O EMBALSAMENTO DE POBRE: Desinfetam os intestinos... metem-no no sal durante 70 dias; entregam o corpo. (Heródoto, in: FREITAS, G. de, 900 Textos e Documentos de História. Lisboa, Plátano, 1975, v. 1, p. 49. 
    Enormes recursos e trabalhadores foram recrutados no Egito, na construção de templos e pirâmides paraperpetuar os Faraós, suas realizações e feitos, mesmo que isso significasse o trabalho compulsório de grande parte da população, não beneficiária desses momentos. A cada ano, os sacerdotes realizavam cerimônias para garantir a chegada da inundação, e o rei agradecia a colheita solenemente às divindades adequadas. Os deuses eram consultados para solucionar problemas políticos e burocráticos, bem como os de caráter familiar. A religião penetrava, pois, em todos os aspectos da vida pública e privada dos antigos egípcios, tornando-se a base do poder do Faraó ( Senhor da Casa Grande) e marcando profundamente a sociedade, a política, a economia, a medicina, as letras e as artes.  

ESCRITA, LITERATURA, CIÊNCIAS E ARQUITETURA  

A escrita hieroglífica, inventada em fins do período pré-dinástico e aperfeiçoada sob as primeiras dinastias, foi utilizada até o fim da Antiguidade. Consistia numa combinação de ideogramas (sinais que representam idéias) e fonogramas (sinais que representam sons). Deu origem a duas outras escritas mais simplificadas e mais próprias a serem grafadas no papiro: o hierático e o demótico. A escrita hierogrífica foi decifrada pelo francês Champollion, em 1822.

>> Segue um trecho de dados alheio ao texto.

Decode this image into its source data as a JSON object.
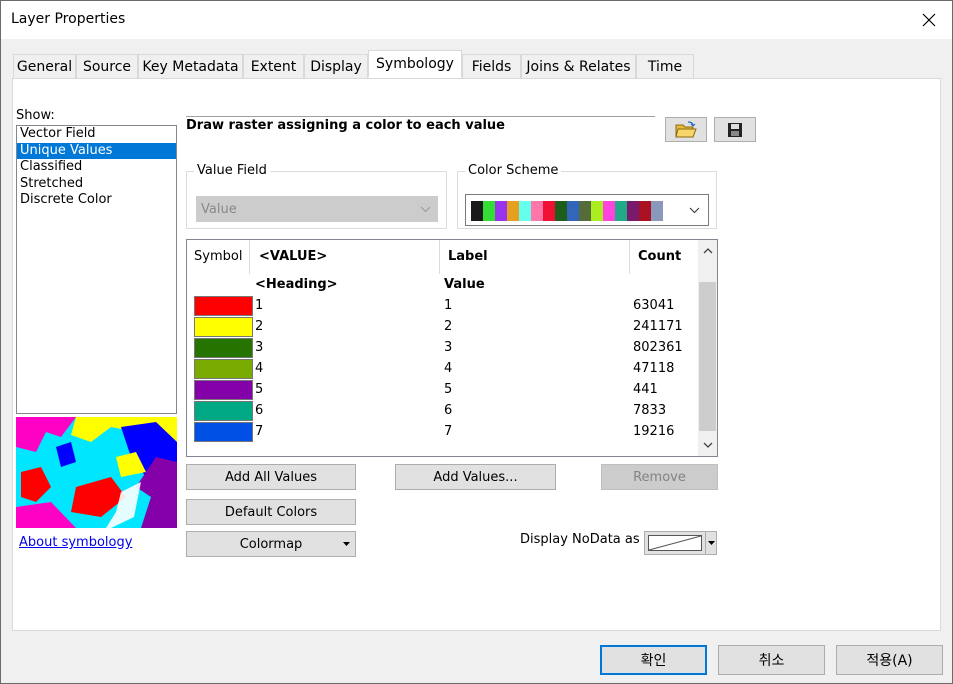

Os textos egípcios que se conservaram são predominantes religiosos e funerários - textos das pirâmides, textos dos sarcófagos, Livro dos Mortos (coletânea de ensinamentos de como proceder na vida de além-túmulo e durante o julgamento de Osíris), hinos a diversas divindades, inscrições que se referem aos mitos e rituais divinos, além de romances, poesias líricas, sátiras, tratados técnicos, etc.
A ciência egípcia consistia em conhecimentos práticos diversos como receitas de medicamentos, fórmulas geométricas e trigonométricas para a agrimensura ou para a construção. A numeração era decimal, mas não usavam o zero; conheciam a soma e a subtração. O calendário, ao mesmo tempo solar e lunar, estabeleceu-se cedo, através da observação da coincidência eventual do aparecimento conjunto do sol e da estrela Sírius. Os médicos egípcios eram famosos na Antiguidade e a prática da mumificação levou a uma acumulação de conhecimentos sobre anatomia. Não obstante, a medicina, a astronomia  e os outros ramos da ciência estavam profundamente penetrados de magia e de religião.
A arte egípcia preocupou-se em expressar a riqueza e o poder dos governantes, destacando-se a arquitetura monumental, a decoração de templos e túmulos com relevos, pinturas e estátuas, a confecção de vasos de pedra e a ourivesaria.  
A arquitetura era sólida, de proporções colossais, tentando expressar toda a  força e poder da monarquia. Os exemplos mais conhecidos são as pirâmides (características do Antigo Império), destacando-se as dos faraós Quéops, Quéfren e Miquerinos; a Esfíngie, gigantesca estátua com corpo de leão e cabeça humana, cuja construção é atribuída a Quéfren; os templos de Luxor e de Carnac, erguidos no Novo Império. Além das pirâmides, a arquitetura funerária criou outros tipos de túmulos: as mastabas, de forma trapezoidal e os hipogeus, tumbas subterrâneas cavadas nas montanhas.
Autores: Fábio Costa Pedro e Olga M. A. Fonseca Coulon.